The prevalence of burnout among physicians is estimated to be more than 50 percent and has grown in recent years. This alarming trend is largely due to changing patient demographics, increasing cost constraints, new federal and state regulations, and other external factors that have reshaped the daily work experience of physicians. Too often today, physicians spend more time on data entry than in direct patient care.
Professional burnout, as it has been defined by researchers, is a response to stress in the workplace. It consists of three components: emotional exhaustion, depersonalization or cynicism, and a low sense of personal accomplishment in one’s work. It is caused by a “mismatch” between the worker and the workplace in one or more of six domains: workload, control, reward, community, fairness, and values.
Burnout among physicians has significant negative consequences, including effects on patient safety, quality of care, the patient experience, and personal costs to the individual physician: depression, substance use, suicide. It also affects health care organizations and our health care system as a whole, as physicians choose to cut back on clinical hours, retire early, or leave clinical practice for other careers.
Effectively addressing burnout requires an understanding of its true causes — just as an accurate diagnosis of respiratory distress is essential to effective treatment. Despite the fact that the cause is quite often systemic, frequently individual physicians and the health care organizations in which they work respond as if it were a problem solely within the individual. Too often, physicians and leaders “neglect the organizational factors that are the primary drivers of physician burnout.”
As my co-author, Paul DeChant, MD, MBA, and I stated in our book, Preventing Physician Burnout: Curing the Chaos and Returning Joy to the Practice of Medicine, “Rather than searching out systems issues, it may be tempting to think of the inherent stresses of practice, the traits, and characteristics of physicians, mental health issues, and the effects of the culture of medicine as being the culprits. However, the widespread nature of burnout today indicates that clinicians with burnout are not ‘weak links’ but rather ‘canaries in the coal mine.’”
Why the instinctive focus on individual-based solutions? It may seem easier to create wellness programs and schedule mindfulness training to reduce stress than to identify and address the underlying problems in health care that fuel that stress.
Make no mistake, individual-based solutions are incredibly valuable. Practicing medicine is inherently stressful, and that will always be true. All clinicians can benefit from strategies that boost well-being and stress resilience. However, relying on these strategies to “fix” burnout is short-sighted. It also fans frustration among physicians who are keenly aware of the system and workplace problems that hinder their daily work.
There’s another important reason to address the system and workplace problems fueling physician burnout.
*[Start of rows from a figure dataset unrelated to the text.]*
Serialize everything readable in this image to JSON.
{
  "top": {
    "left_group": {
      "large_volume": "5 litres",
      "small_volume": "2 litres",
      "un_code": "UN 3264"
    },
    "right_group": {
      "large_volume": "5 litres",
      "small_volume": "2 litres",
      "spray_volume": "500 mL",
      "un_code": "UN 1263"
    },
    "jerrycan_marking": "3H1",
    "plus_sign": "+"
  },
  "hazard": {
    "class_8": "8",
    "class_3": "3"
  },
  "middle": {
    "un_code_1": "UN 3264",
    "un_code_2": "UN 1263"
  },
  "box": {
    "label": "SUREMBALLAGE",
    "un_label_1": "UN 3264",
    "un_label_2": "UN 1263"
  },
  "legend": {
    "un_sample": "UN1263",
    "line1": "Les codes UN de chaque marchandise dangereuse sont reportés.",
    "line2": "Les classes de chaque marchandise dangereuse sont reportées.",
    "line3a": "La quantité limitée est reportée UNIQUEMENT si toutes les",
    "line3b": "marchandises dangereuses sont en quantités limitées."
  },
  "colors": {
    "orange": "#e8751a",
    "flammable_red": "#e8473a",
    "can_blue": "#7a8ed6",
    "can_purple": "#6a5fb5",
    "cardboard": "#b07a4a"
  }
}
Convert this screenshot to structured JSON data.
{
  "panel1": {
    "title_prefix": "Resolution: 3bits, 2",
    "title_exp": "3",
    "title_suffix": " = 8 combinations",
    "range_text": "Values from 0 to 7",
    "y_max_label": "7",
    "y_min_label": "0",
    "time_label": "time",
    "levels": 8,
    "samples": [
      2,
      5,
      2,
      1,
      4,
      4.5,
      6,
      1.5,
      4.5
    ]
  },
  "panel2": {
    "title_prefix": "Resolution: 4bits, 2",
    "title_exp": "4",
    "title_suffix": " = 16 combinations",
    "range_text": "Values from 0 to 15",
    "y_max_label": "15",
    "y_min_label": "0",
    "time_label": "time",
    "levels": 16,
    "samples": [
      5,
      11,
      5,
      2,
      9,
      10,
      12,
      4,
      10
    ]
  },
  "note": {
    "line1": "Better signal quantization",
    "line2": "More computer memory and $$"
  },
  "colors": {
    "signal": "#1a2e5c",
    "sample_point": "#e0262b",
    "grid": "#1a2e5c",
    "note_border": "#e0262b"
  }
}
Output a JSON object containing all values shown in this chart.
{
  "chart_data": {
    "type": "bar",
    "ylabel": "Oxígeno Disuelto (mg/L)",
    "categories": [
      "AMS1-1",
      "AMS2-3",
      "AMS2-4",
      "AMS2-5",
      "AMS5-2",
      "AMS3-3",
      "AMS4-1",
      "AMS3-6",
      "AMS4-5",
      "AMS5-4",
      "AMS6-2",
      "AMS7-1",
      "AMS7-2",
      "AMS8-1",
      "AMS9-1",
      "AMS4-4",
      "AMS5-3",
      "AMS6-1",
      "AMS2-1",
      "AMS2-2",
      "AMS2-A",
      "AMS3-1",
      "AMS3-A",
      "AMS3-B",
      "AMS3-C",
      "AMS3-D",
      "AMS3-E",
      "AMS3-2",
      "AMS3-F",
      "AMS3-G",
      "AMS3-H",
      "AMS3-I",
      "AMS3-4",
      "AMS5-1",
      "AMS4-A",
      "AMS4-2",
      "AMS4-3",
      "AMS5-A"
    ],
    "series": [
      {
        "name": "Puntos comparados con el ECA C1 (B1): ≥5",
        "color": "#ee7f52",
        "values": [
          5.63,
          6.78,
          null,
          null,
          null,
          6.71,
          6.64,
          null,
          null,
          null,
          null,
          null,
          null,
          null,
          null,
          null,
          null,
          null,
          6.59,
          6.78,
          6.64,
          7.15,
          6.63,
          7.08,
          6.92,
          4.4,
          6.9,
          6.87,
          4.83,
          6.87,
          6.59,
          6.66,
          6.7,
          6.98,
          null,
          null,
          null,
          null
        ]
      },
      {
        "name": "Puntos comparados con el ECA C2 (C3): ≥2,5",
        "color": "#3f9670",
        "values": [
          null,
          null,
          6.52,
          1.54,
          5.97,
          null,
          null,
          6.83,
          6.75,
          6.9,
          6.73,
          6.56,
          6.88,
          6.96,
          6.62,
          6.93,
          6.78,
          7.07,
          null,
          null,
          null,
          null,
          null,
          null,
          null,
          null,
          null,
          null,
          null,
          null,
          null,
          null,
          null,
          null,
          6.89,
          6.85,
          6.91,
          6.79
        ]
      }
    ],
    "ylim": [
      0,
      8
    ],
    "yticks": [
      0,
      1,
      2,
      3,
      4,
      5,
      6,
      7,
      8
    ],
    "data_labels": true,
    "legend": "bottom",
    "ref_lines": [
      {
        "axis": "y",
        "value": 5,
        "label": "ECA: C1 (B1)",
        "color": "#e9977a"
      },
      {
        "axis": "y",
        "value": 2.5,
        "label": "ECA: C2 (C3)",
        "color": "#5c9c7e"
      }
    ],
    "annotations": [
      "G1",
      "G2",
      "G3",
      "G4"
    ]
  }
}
These problems affect others on the health care team and the most important person in the health care system: the patient. Fixing an inefficient scheduling system will reduce frustration for the physician and improve patient access and satisfaction. Developing a robust end-of-visit process will decrease the number of follow-up phone calls the physician needs to address and improve patient safety. An EHR with relevant reminders will reduce the cognitive load for physicians and improve the quality of care. Mitigating the documentation burden will allow physicians to spend more time speaking with patients and improve the patient’s experience of care. All these parameters are important performance metrics for any health care organization.
Addressing the system and workplace problems that are driving physician burnout is not a quick and easy task. It does take more time and effort than offering individual-level strategies. And there is no detailed guidebook on how to address these problems, because the answer varies across different clinical settings. A good place to start, however, is by querying clinicians about their top workplace frustrations.
Leaders can use surveys, focus groups, or one-on-one interviews to gather this information — or they can shadow physicians and nurses and see firsthand the issues and bottlenecks that are adversely affecting both clinicians and patients. Leaders can identify the most impactful problems — from the clinician’s perspective — and begin addressing them. Sometimes the fixes require large capital investments but quite often small, inexpensive changes, like rejiggering the daily clinic schedule to better accommodate documentation time, can have a big impact.
It’s true that fixing the underlying system and workplace issues is a more difficult nut to crack than providing individual-based support. But just as a bicycle needs both wheels to roll properly, burnout prevention requires both individual and system solutions. Clinicians need resilience support to be at their best, and they need a functional, efficient workplace in which to do their best work.